By Blake Evans-Pritchard and Simon Jennings
Doug Lamborn, a Republican congressman, introduced a bill to the House of Representatives on April 21, aimed at preventing the US from participating in the upcoming ICC review conference, which will take place in Kampala at the beginning of June.
Although the bill may never be passed - it must first be reviewed by committee before being the subject of a general debate - Lamborn's initiative, which has the backing of a number of other congressmen, points to a growing sense of discomfort within America that the country is being dragged down the ICC route.
In April, one of the country's most influential foreign policy think-tanks, the Council of Foreign Relations, published a report in which it recommended the US not seek to join the ICC in the foreseeable future.
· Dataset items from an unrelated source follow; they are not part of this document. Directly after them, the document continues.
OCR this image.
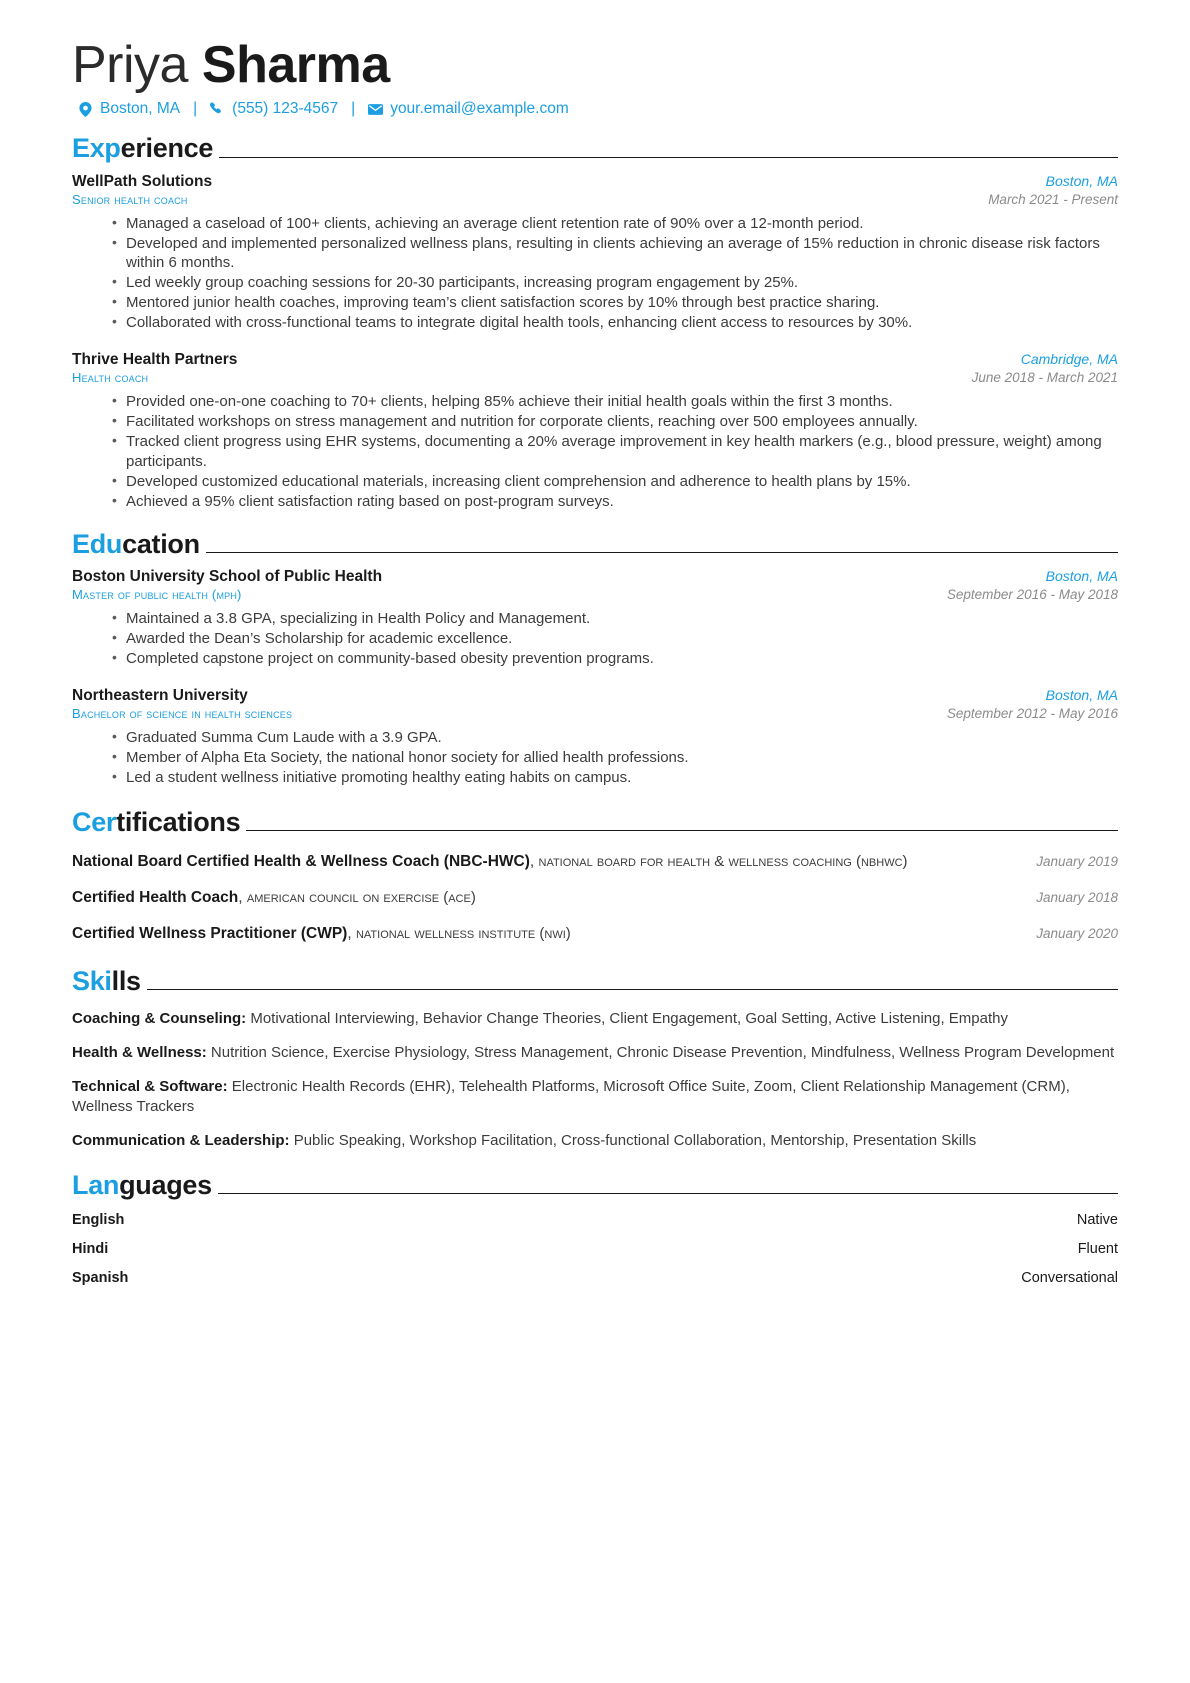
Priya Sharma
Boston, MA |	(555) 123-4567 |	your.email@example.com
Experience
WellPath Solutions	Boston, MA
Senior health coach	March 2021 - Present
• Managed a caseload of 100+ clients, achieving an average client retention rate of 90% over a 12-month period.
• Developed and implemented personalized wellness plans, resulting in clients achieving an average of 15% reduction in chronic disease risk factors within 6 months.
• Led weekly group coaching sessions for 20-30 participants, increasing program engagement by 25%.
• Mentored junior health coaches, improving team’s client satisfaction scores by 10% through best practice sharing.
• Collaborated with cross-functional teams to integrate digital health tools, enhancing client access to resources by 30%.
Thrive Health Partners	Cambridge, MA
Health coach	June 2018 - March 2021
• Provided one-on-one coaching to 70+ clients, helping 85% achieve their initial health goals within the first 3 months.
• Facilitated workshops on stress management and nutrition for corporate clients, reaching over 500 employees annually.
• Tracked client progress using EHR systems, documenting a 20% average improvement in key health markers (e.g., blood pressure, weight) among participants.
• Developed customized educational materials, increasing client comprehension and adherence to health plans by 15%.
• Achieved a 95% client satisfaction rating based on post-program surveys.
Education
Boston University School of Public Health	Boston, MA
Master of public health (mph)	September 2016 - May 2018
• Maintained a 3.8 GPA, specializing in Health Policy and Management.
• Awarded the Dean’s Scholarship for academic excellence.
• Completed capstone project on community-based obesity prevention programs.
Northeastern University	Boston, MA
Bachelor of science in health sciences	September 2012 - May 2016
• Graduated Summa Cum Laude with a 3.9 GPA.
• Member of Alpha Eta Society, the national honor society for allied health professions.
• Led a student wellness initiative promoting healthy eating habits on campus.
Certifications
National Board Certified Health & Wellness Coach (NBC-HWC), national board for health & wellness coaching (nbhwc)	January 2019
Certified Health Coach, american council on exercise (ace)	January 2018
Certified Wellness Practitioner (CWP), national wellness institute (nwi)	January 2020
Skills
Coaching & Counseling: Motivational Interviewing, Behavior Change Theories, Client Engagement, Goal Setting, Active Listening, Empathy
Health & Wellness: Nutrition Science, Exercise Physiology, Stress Management, Chronic Disease Prevention, Mindfulness, Wellness Program Development
Technical & Software: Electronic Health Records (EHR), Telehealth Platforms, Microsoft Office Suite, Zoom, Client Relationship Management (CRM), Wellness Trackers
Communication & Leadership: Public Speaking, Workshop Facilitation, Cross-functional Collaboration, Mentorship, Presentation Skills
Languages
English	Native
Hindi	Fluent
Spanish	Conversational
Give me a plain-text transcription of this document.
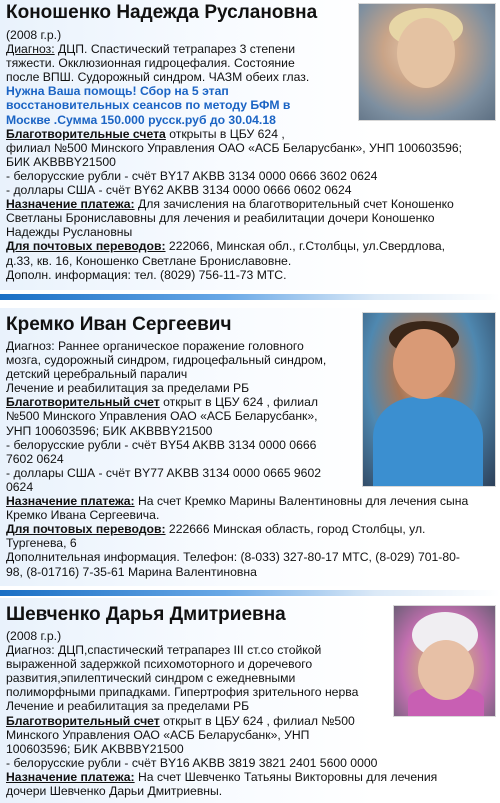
Коношенко Надежда Руслановна

(2008 г.р.)

Диагноз: ДЦП. Спастический тетрапарез 3 степени

тяжести. Окклюзионная гидроцефалия. Состояние

после ВПШ. Судорожный синдром. ЧАЗМ обеих глаз.

Нужна Ваша помощь! Сбор на 5 этап

восстановительных сеансов по методу БФМ в

Москве .Сумма 150.000 русск.руб до 30.04.18

Благотворительные счета открыты в ЦБУ 624 ,

филиал №500 Минского Управления ОАО «АСБ Беларусбанк», УНП 100603596;

БИК AKBBBY21500

- белорусские рубли - счёт BY17 AKBB 3134 0000 0666 3602 0624

- доллары США - счёт BY62 AKBB 3134 0000 0666 0602 0624

Назначение платежа: Для зачисления на благотворительный счет Коношенко

Светланы Брониславовны для лечения и реабилитации дочери Коношенко

Надежды Руслановны

Для почтовых переводов: 222066, Минская обл., г.Столбцы, ул.Свердлова,

д.33, кв. 16, Коношенко Светлане Брониславовне.

Дополн. информация: тел. (8029) 756-11-73 МТС.

Кремко Иван Сергеевич

Диагноз: Раннее органическое поражение головного

мозга, судорожный синдром, гидроцефальный синдром,

детский церебральный паралич

Лечение и реабилитация за пределами РБ

Благотворительный счет открыт в ЦБУ 624 , филиал

№500 Минского Управления ОАО «АСБ Беларусбанк»,

УНП 100603596; БИК AKBBBY21500

- белорусские рубли - счёт BY54 AKBB 3134 0000 0666

7602 0624

- доллары США - счёт BY77 AKBB 3134 0000 0665 9602

0624

Назначение платежа: На счет Кремко Марины Валентиновны для лечения сына

Кремко Ивана Сергеевича.

Для почтовых переводов: 222666 Минская область, город Столбцы, ул.

Тургенева, 6

Дополнительная информация. Телефон: (8-033) 327-80-17 МТС, (8-029) 701-80-

98, (8-01716) 7-35-61 Марина Валентиновна

Шевченко Дарья Дмитриевна

(2008 г.р.)

Диагноз: ДЦП,спастический тетрапарез III ст.со стойкой

выраженной задержкой психомоторного и доречевого

развития,эпилептический синдром с ежедневными

полиморфными припадками. Гипертрофия зрительного нерва

Лечение и реабилитация за пределами РБ

Благотворительный счет открыт в ЦБУ 624 , филиал №500

Минского Управления ОАО «АСБ Беларусбанк», УНП

100603596; БИК AKBBBY21500

- белорусские рубли - счёт BY16 AKBB 3819 3821 2401 5600 0000

Назначение платежа: На счет Шевченко Татьяны Викторовны для лечения

дочери Шевченко Дарьи Дмитриевны.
With the mid-term elections due to take place in November, the White House will find it hard to ignore such lobbying.
UNEASY RELATIONSHIP
The US has had an uneasy relationship with the ICC from its inception. Although it initially supported the idea of an international mechanism to prosecute war crimes, Washington ultimately withdrew support when it became clear it would not be able to wield its United Nations Security Council veto over possible cases.
Nonetheless, at the end of 2000, Bill Clinton, then US president, signed the Rome Statute, the founding treaty of the ICC, believing that this would allow the country to have a greater degree of influence on the development of the court.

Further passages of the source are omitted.